Different from other BM failure disease, AA has been well characterized as an immune-mediated BM disorder1,2,3,4. In our study, abnormal expansion of TH1, TH2, and TH17 cells and reduction of Treg cells were observed in cocultures with AA EPCs, and the differentiation potential of T cells was rebalanced after LY treatment, confirming that TGF-β1-activated EPCs are defective in modulating immune homeostasis in AA. In addition to the abnormal number of T cell subsets, functional abnormalities of Treg cells were also reported in AA4,6,90. However, we are aware that the function of rebalanced T cells in cocultures with AA EPCs needs to be further explored in the future.

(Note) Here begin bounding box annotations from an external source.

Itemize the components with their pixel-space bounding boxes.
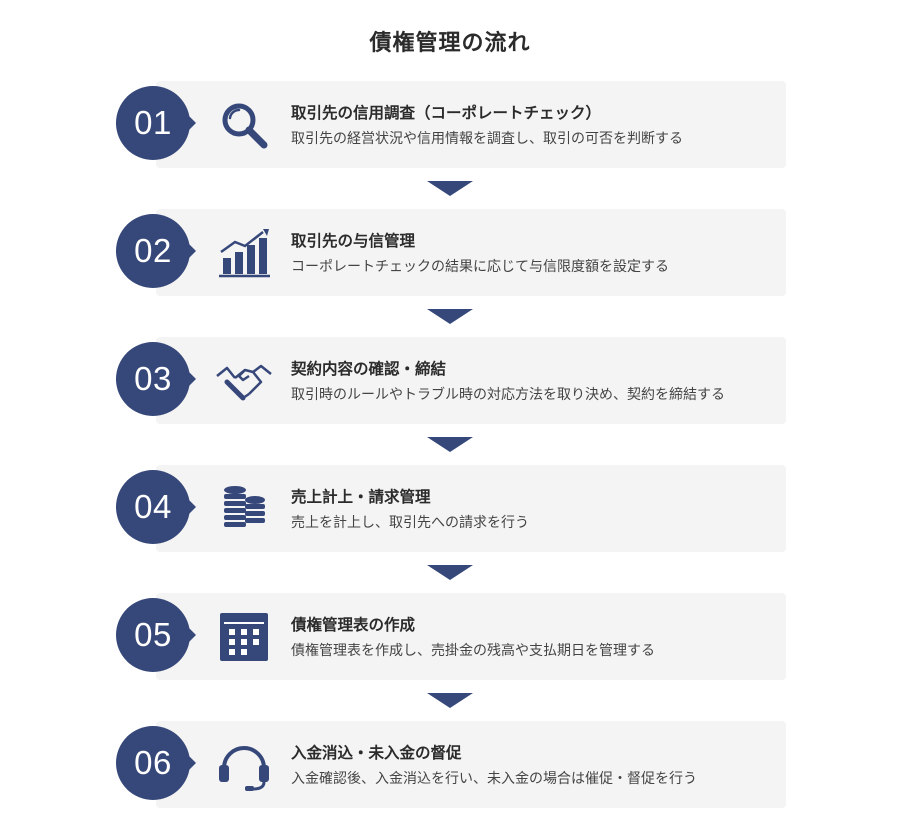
step-1: 01 取引先の信用調査（コーポレートチェック） 取引先の経営状況や信用情報を調査… <box>116 80 786 170</box>
page-title: 債権管理の流れ <box>369 31 531 56</box>
step-number-badge: 02 <box>116 214 190 288</box>
step-description: コーポレートチェックの結果に応じて与信限度額を設定する <box>291 259 669 275</box>
badge-pointer <box>188 243 196 259</box>
flow-arrow-down <box>427 181 473 196</box>
step-2: 02 取引先の与信管理 コーポレートチェックの結果に応じて与信限度額を設定する <box>116 208 786 298</box>
flow-arrow-down <box>427 565 473 580</box>
step-number-badge: 01 <box>116 86 190 160</box>
step-description: 取引時のルールやトラブル時の対応方法を取り決め、契約を締結する <box>291 387 725 403</box>
step-number-badge: 05 <box>116 598 190 672</box>
flow-arrow-down <box>427 693 473 708</box>
badge-pointer <box>188 499 196 515</box>
step-4: 04 売上計上・請求管理 売上を計上し、取引先への請求を行う <box>116 464 786 554</box>
headset-icon <box>215 738 273 792</box>
step-description: 債権管理表を作成し、売掛金の残高や支払期日を管理する <box>291 643 655 659</box>
step-card <box>156 81 786 168</box>
flow-arrow-down <box>427 309 473 324</box>
badge-pointer <box>188 755 196 771</box>
coins-stack-icon <box>215 482 273 536</box>
step-number-badge: 04 <box>116 470 190 544</box>
badge-pointer <box>188 115 196 131</box>
step-number-badge: 03 <box>116 342 190 416</box>
step-title: 取引先の信用調査（コーポレートチェック） <box>291 104 602 122</box>
step-5: 05 債権管理表の作成 債権管理表を作成し、売掛金の残高や支払期日を管理する <box>116 592 786 682</box>
handshake-icon <box>215 354 273 408</box>
badge-pointer <box>188 371 196 387</box>
step-3: 03 契約内容の確認・締結 取引時のルールやトラブル時の対応方法を取り決め、契約… <box>116 336 786 426</box>
step-title: 売上計上・請求管理 <box>291 488 431 506</box>
step-title: 契約内容の確認・締結 <box>291 360 447 378</box>
flow-arrow-down <box>427 437 473 452</box>
step-title: 入金消込・未入金の督促 <box>291 744 462 762</box>
bar-chart-growth-icon <box>215 226 273 280</box>
calendar-grid-icon <box>215 610 273 664</box>
step-description: 取引先の経営状況や信用情報を調査し、取引の可否を判断する <box>291 131 683 147</box>
step-number-badge: 06 <box>116 726 190 800</box>
step-description: 入金確認後、入金消込を行い、未入金の場合は催促・督促を行う <box>291 771 697 787</box>
step-title: 債権管理表の作成 <box>291 616 416 634</box>
step-description: 売上を計上し、取引先への請求を行う <box>291 515 529 531</box>
step-card <box>156 721 786 808</box>
magnifier-icon <box>215 98 273 152</box>
badge-pointer <box>188 627 196 643</box>
step-title: 取引先の与信管理 <box>291 232 416 250</box>
step-6: 06 入金消込・未入金の督促 入金確認後、入金消込を行い、未入金の場合は催促・督… <box>116 720 786 810</box>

Our findings show that dysfunctional BM EPCs with hyperactive TGF-β signaling are involved in AA, whereas the inhibition of TGF-β pathway could promote multilineage hematopoiesis recovery and immune balance in AA via the repair of dysfunctional BM EPCs. Our preliminary data indicate that the use of TGF-β signaling inhibitors (such as luspatercept) might be a potential therapeutic strategy for patients with AA, which provides a rationale for further clinical trials in patients with AA to validate our preliminary findings in the future.